Scripps/NASA demonstrate novel ocean-powered underwater vehicle
22 Apr 2010
US Navy and Scripps Institution of Oceanography at University College of San Diego researchers have successfully demonstrated the first robotic underwater vehicle to be powered entirely by natural, renewable, ocean thermal energy.
![]() |
| Kyle Grindley, an engineer in the Instrument Development Group at Scripps Oceanography, helped design the SOLO-TREC autonomous underwater vehicle seen here. |
Researchers at NASA's Jet Propulsion Laboratory, Pasadena, Calif.; and Scripps completed the first three months of an ocean endurance test of the prototype vehicle off the coast of Hawaii in March.

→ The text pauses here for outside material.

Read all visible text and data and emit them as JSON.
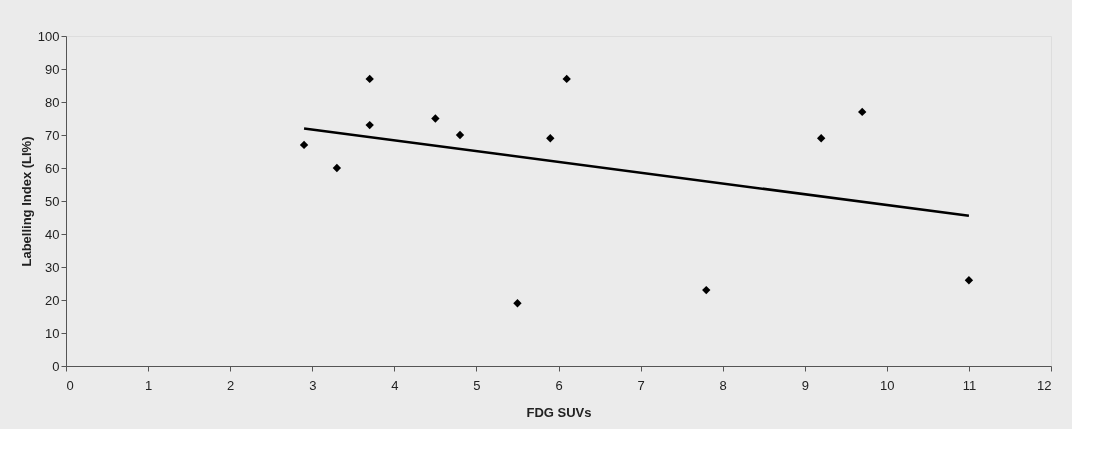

"People have long dreamed of a machine that produces more energy than it consumes and runs indefinitely," said Jack Jones, a JPL principal engineer and SOLO-TREC co-principal investigator. "While not a true perpetual motion machine, since we actually consume some environmental energy, the prototype system demonstrated by JPL and its partners can continuously monitor the ocean without a limit on its lifetime imposed by energy supply."
"Most of Earth is covered by ocean, yet we know less about the ocean than we do about the surface of some planets," said Yi Chao, a JPL principal scientist and SOLO-TREC principal investigator. "This technology to harvest energy from the ocean will have huge implications for how we can measure and monitor the ocean and its influence on climate."
SOLO-TREC draws upon the ocean's thermal energy as it alternately encounters warm surface water and colder conditions at depth. Key to its operation are the carefully selected waxy substances known as phase-change materials that are contained in 10 external tubes, which house enough material to allow net power generation.